Even more dangerous than the risk of non-compliance by patients would be if the use of CTOs were extended as an alternative to in-patient treatment, where that is desirable. Over the weekend, I published figures from the Department on the number of formal admissions under the Mental Health Act 1983. The Secretary of State has said that the Government want a shift out of hospitals and into the community. Well, the number of formal admissions has increased since 1997, while the number of in-patient beds has decreased by 20 per cent., including by 5 per cent. in the last year for which figures are available.

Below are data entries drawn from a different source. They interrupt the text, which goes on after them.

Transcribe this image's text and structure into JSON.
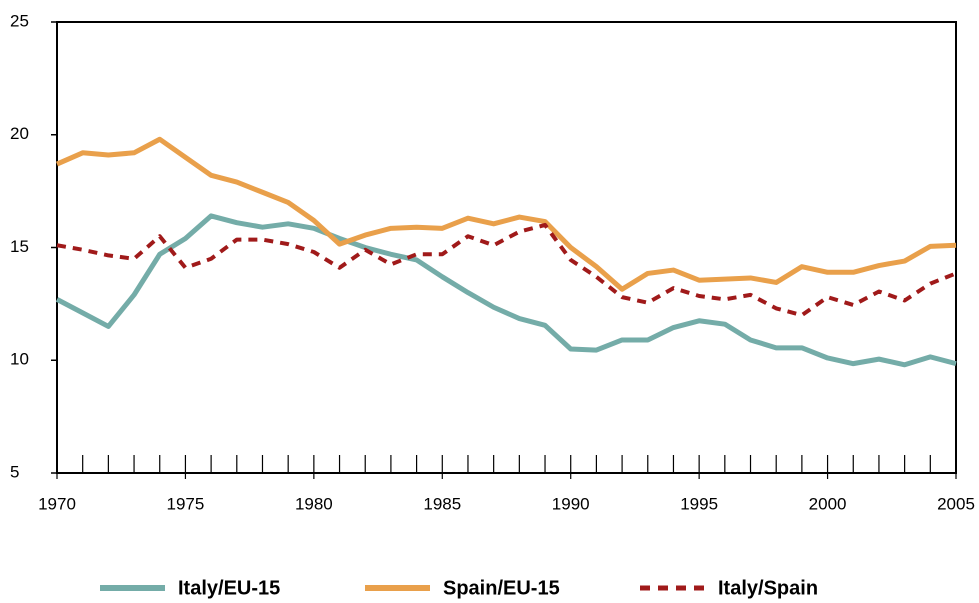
{
  "chart_data": {
    "type": "line",
    "x": [
      1970,
      1971,
      1972,
      1973,
      1974,
      1975,
      1976,
      1977,
      1978,
      1979,
      1980,
      1981,
      1982,
      1983,
      1984,
      1985,
      1986,
      1987,
      1988,
      1989,
      1990,
      1991,
      1992,
      1993,
      1994,
      1995,
      1996,
      1997,
      1998,
      1999,
      2000,
      2001,
      2002,
      2003,
      2004,
      2005
    ],
    "series": [
      {
        "name": "Italy/EU-15",
        "color": "#74aca8",
        "dash": false,
        "values": [
          12.7,
          12.1,
          11.5,
          12.9,
          14.7,
          15.4,
          16.4,
          16.1,
          15.9,
          16.05,
          15.85,
          15.4,
          15.0,
          14.7,
          14.45,
          13.7,
          13.0,
          12.35,
          11.85,
          11.55,
          10.5,
          10.45,
          10.9,
          10.9,
          11.45,
          11.75,
          11.6,
          10.9,
          10.55,
          10.55,
          10.1,
          9.85,
          10.05,
          9.8,
          10.15,
          9.85
        ]
      },
      {
        "name": "Spain/EU-15",
        "color": "#e9a04b",
        "dash": false,
        "values": [
          18.7,
          19.2,
          19.1,
          19.2,
          19.8,
          19.0,
          18.2,
          17.9,
          17.45,
          17.0,
          16.2,
          15.15,
          15.55,
          15.85,
          15.9,
          15.85,
          16.3,
          16.05,
          16.35,
          16.15,
          15.0,
          14.15,
          13.15,
          13.85,
          14.0,
          13.55,
          13.6,
          13.65,
          13.45,
          14.15,
          13.9,
          13.9,
          14.2,
          14.4,
          15.05,
          15.1
        ]
      },
      {
        "name": "Italy/Spain",
        "color": "#a01a1a",
        "dash": true,
        "values": [
          15.1,
          14.9,
          14.65,
          14.5,
          15.5,
          14.1,
          14.5,
          15.35,
          15.35,
          15.15,
          14.8,
          14.1,
          14.9,
          14.25,
          14.7,
          14.7,
          15.5,
          15.1,
          15.7,
          16.0,
          14.45,
          13.7,
          12.8,
          12.55,
          13.2,
          12.85,
          12.7,
          12.9,
          12.3,
          12.0,
          12.8,
          12.45,
          13.05,
          12.65,
          13.4,
          13.85
        ]
      }
    ],
    "xlim": [
      1970,
      2005
    ],
    "xticks": [
      1970,
      1975,
      1980,
      1985,
      1990,
      1995,
      2000,
      2005
    ],
    "ylim": [
      5,
      25
    ],
    "yticks": [
      5,
      10,
      15,
      20,
      25
    ],
    "grid": false,
    "legend": "bottom"
  }
}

With 63 per cent. of finance directors of mental health trusts saying that they are reducing their spending plans, the risk is clear. For financial reasons, rather than for reasons involving patients’ interests, early discharge from hospital will involve community treatment orders. Early discharge should never occur because a CTO is cheaper; it should occur only in circumstances in which patients should not be in hospital. Cost saving by limiting in-patient detention is another potentially serious risk.